ALEXANDER A PADILLA: In 2014 alone, the national government allotted P35.3bn ($794.3m) in premium contributions for 14.7m families, or roughly 46m individuals. Allocation will increase to P37.2bn ($837m) in 2015, as coverage is expanded to Barangay officials and – as part of the peace initiative – to the Moro Islamic Liberation Front and other qualifying political groups. To put utilisation in context, for every 100 members, around eight normally get sick, and covering their needs requires the resources of all contributors. As such, we do not aspire for 50% utilisation, as it would mean an epidemic.
For the poor, utilisation has increased from 7% to roughly 12%, accelerated by an information campaign. Traditionally, many of the poor have not known they are members of PhilHealth, though this trend is being reversed by efforts to coordinate with other government agencies to increase awareness. The goal is to help members learn about PhilHealth and demand their rights. Aside from the no balance policy, which helps the poor avoid out-of-pocket expenses after entering a hospital, we have point-of-care enrolment, whereby anyone who is not part of the listed poor under the Department of Social Welfare and Development or listed as formal sector can enter a hospital and enrol immediately with PhilHealth.
We have also come up with a new case rate system. Currently, we have a fixed amount for each treated medical case, ranging from P10,000 ($225) for dengue, to P8000 ($180) for normal childbirth and P19,000 ($427.5) for caesareans. In the past, we did not know the cost of public versus private hospitals or secondary versus tertiary ones. The new system now allows hospitals that are efficient and able to discharge patients in a timely manner to benefit from our case rate. The case rate not only protects members and increases hospital accountability, but also promotes a change in behaviour. For example, hospitals often complain that reimbursements for caesareans are low – which is true. However, with caesareans accounting for 56% of births and rising, mothers are in danger. As long as rates do not fall to acceptable levels, case rates will not increase.
What measures are being institutionalised to ensure health coverage and social protection for vulnerable groups and minimise out-of-pocket expenses?
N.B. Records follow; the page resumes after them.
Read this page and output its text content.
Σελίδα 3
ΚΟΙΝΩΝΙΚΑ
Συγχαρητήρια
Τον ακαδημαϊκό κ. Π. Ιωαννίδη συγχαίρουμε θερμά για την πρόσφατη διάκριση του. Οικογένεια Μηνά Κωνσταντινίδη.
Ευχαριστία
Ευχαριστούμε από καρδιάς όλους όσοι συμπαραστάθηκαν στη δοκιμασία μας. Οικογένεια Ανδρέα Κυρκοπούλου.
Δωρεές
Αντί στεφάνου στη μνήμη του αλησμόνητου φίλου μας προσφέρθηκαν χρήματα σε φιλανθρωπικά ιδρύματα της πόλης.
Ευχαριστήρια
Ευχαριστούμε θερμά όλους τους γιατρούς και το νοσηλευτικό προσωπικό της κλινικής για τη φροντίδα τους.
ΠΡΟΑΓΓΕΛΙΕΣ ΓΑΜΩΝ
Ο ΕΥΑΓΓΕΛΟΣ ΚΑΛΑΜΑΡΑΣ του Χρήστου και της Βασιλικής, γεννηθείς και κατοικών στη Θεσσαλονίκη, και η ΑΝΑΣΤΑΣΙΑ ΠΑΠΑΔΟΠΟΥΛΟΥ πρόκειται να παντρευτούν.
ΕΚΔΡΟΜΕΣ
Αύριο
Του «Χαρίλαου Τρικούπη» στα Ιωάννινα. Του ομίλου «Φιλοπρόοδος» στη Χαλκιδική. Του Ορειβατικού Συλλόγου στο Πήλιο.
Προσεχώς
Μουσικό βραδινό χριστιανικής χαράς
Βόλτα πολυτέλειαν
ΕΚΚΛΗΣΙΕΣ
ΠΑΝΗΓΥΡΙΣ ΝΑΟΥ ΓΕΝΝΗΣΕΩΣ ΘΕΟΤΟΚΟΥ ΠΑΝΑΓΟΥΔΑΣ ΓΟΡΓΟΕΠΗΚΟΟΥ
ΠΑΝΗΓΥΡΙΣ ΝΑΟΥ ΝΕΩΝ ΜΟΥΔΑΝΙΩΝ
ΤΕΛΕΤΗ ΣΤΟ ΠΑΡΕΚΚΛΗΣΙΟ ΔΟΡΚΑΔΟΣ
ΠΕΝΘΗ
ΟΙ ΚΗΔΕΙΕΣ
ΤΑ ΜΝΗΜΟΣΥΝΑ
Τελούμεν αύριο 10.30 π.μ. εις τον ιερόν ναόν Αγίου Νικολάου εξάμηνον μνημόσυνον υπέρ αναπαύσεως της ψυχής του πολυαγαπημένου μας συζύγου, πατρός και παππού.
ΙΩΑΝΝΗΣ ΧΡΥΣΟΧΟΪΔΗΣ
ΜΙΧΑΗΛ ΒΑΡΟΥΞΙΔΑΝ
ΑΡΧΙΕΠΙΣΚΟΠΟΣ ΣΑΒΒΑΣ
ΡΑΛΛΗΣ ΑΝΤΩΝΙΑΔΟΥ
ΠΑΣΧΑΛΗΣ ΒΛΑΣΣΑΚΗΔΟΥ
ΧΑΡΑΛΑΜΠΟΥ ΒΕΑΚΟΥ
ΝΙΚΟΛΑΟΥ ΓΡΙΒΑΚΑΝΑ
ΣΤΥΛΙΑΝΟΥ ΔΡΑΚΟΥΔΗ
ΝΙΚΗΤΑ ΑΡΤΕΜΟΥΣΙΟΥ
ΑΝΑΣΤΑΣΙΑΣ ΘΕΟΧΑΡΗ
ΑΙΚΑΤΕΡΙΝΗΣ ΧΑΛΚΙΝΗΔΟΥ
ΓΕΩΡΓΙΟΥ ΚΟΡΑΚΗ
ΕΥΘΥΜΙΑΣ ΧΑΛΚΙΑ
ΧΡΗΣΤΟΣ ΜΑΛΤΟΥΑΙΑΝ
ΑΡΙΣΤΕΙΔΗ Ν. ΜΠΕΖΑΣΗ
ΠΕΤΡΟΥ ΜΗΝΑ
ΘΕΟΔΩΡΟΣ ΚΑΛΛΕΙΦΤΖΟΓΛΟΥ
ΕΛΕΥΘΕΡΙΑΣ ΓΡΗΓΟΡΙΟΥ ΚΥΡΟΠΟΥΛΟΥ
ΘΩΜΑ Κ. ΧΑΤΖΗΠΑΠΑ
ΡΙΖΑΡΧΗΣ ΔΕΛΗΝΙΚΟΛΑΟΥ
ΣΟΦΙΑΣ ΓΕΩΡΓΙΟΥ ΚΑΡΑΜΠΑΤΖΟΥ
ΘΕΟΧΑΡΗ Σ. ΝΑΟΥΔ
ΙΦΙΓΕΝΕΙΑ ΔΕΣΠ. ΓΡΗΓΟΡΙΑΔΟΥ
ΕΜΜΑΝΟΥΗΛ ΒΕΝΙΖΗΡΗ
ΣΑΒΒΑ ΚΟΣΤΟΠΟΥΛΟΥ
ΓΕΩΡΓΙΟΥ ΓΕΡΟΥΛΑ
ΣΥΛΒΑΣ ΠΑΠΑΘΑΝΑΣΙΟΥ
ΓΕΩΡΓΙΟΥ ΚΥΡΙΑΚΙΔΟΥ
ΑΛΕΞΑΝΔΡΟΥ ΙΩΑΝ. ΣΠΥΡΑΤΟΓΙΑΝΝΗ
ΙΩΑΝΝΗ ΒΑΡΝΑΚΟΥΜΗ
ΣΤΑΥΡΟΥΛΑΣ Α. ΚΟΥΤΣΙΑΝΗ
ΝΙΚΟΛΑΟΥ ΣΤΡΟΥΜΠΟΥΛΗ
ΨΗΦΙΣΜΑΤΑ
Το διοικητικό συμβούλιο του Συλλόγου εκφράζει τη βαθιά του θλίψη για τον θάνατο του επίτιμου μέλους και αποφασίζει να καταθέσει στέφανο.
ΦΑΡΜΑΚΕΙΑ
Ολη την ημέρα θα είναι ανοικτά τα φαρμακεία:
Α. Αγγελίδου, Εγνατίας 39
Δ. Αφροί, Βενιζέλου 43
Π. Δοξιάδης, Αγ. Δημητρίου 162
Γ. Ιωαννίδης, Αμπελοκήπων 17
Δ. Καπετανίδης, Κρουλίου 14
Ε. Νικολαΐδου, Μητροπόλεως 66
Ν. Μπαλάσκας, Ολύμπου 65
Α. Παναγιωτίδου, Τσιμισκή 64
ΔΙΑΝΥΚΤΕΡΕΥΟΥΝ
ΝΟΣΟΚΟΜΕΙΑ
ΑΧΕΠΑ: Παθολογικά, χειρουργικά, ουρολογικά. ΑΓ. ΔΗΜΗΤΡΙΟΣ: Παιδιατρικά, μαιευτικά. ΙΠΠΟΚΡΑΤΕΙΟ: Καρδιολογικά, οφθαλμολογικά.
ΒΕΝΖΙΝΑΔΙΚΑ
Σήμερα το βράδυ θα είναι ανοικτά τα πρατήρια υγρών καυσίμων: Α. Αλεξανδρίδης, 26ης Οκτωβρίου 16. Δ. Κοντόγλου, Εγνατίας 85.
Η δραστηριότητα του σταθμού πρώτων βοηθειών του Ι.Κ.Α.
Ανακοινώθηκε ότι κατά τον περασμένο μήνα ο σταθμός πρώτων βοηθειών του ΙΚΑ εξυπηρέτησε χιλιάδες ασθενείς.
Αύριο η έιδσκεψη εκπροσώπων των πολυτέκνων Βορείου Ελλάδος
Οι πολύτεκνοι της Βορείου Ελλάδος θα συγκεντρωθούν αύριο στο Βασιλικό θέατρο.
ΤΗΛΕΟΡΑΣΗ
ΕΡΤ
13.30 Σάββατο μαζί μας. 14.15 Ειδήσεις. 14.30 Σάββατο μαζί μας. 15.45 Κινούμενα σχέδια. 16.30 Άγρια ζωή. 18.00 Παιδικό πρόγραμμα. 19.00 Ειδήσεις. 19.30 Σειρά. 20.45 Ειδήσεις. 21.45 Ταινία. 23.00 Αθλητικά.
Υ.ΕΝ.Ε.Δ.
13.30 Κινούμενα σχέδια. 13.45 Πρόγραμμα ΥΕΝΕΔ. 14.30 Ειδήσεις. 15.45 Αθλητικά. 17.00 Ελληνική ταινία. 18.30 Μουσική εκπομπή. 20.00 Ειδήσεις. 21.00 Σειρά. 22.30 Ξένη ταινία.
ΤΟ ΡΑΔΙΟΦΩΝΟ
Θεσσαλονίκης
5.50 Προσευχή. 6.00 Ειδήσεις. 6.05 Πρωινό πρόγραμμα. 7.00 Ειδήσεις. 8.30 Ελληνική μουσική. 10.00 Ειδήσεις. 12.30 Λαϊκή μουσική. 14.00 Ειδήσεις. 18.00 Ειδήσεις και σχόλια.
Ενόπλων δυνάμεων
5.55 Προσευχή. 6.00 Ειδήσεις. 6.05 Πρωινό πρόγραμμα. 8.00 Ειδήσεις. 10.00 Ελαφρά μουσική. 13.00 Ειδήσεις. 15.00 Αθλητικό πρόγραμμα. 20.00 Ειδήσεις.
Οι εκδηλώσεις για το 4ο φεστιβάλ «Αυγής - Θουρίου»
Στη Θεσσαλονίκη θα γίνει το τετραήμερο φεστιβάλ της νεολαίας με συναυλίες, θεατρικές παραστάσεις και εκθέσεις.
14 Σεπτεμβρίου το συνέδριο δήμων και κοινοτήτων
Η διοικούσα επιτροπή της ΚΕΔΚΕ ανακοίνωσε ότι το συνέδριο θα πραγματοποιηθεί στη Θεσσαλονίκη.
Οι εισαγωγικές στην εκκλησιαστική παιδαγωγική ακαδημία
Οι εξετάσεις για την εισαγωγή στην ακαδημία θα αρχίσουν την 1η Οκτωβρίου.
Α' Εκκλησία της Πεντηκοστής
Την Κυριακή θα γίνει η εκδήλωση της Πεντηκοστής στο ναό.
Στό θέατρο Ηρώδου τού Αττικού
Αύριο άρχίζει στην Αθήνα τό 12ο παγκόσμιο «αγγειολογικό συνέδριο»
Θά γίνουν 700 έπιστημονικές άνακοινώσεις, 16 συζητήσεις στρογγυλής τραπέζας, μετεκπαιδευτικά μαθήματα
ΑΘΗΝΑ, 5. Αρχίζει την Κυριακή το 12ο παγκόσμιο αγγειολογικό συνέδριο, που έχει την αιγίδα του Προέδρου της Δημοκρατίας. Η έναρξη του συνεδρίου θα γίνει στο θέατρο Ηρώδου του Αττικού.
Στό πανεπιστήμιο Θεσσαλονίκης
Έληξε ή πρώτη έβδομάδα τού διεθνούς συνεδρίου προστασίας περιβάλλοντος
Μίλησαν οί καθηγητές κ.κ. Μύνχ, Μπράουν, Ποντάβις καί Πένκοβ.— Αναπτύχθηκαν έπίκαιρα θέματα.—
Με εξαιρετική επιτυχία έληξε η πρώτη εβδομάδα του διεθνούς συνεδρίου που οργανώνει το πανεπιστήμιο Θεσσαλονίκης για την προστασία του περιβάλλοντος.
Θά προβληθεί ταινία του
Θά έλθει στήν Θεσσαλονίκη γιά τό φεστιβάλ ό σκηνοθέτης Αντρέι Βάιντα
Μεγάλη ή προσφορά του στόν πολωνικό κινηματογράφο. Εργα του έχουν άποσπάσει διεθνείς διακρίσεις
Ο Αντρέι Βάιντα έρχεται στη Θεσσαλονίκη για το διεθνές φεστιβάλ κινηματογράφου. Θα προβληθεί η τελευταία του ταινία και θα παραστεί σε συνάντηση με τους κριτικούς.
PADILLA: In 2015 we will have a more systematic outpatient benefit package called Tsekap, whereby the poor and members of sponsored groups will be assigned to particular health facilities near them, which could be rural units or clinics, not just hospitals. Beneficiaries will be offered a range of services and diagnostics, including medication for the three most-common diseases – hypertension, diabetes and high cholesterol.
Whereas members used to have to go to a hospital to receive treatment, this allows them to enrol in a rural facility. Doctors and nurses have an obligation to administer Tsekap, while PhilHealth is strengthening its monitoring mechanisms to verify that services were received. Preventive care will also be a focus, helping to lessen the costs of curative or hospital treatment. Depending its success, it could be extended to all Filipinos.
We currently allow services to be provided by private institutions if the geographical area does not have a facility or if it is an island community, which is common in the Philippines. We are open to government institutions – not only to Department of Health hospitals, of which there are around 80 in the country, but also local government unit (LGU) hospitals and facilities, which number around 800. However, as LGU resources cannot fully cover their constituents because of other priorities in the community, PhilHealth represents the best additional resource for buying necessary equipment and paying local professionals, which can account for up to 40% of reimbursement fees. In addition, our Z catastrophic benefit package helps protect patients from high medical costs by capping private hospital outof-pocket expenses to match payments from PhilHealth.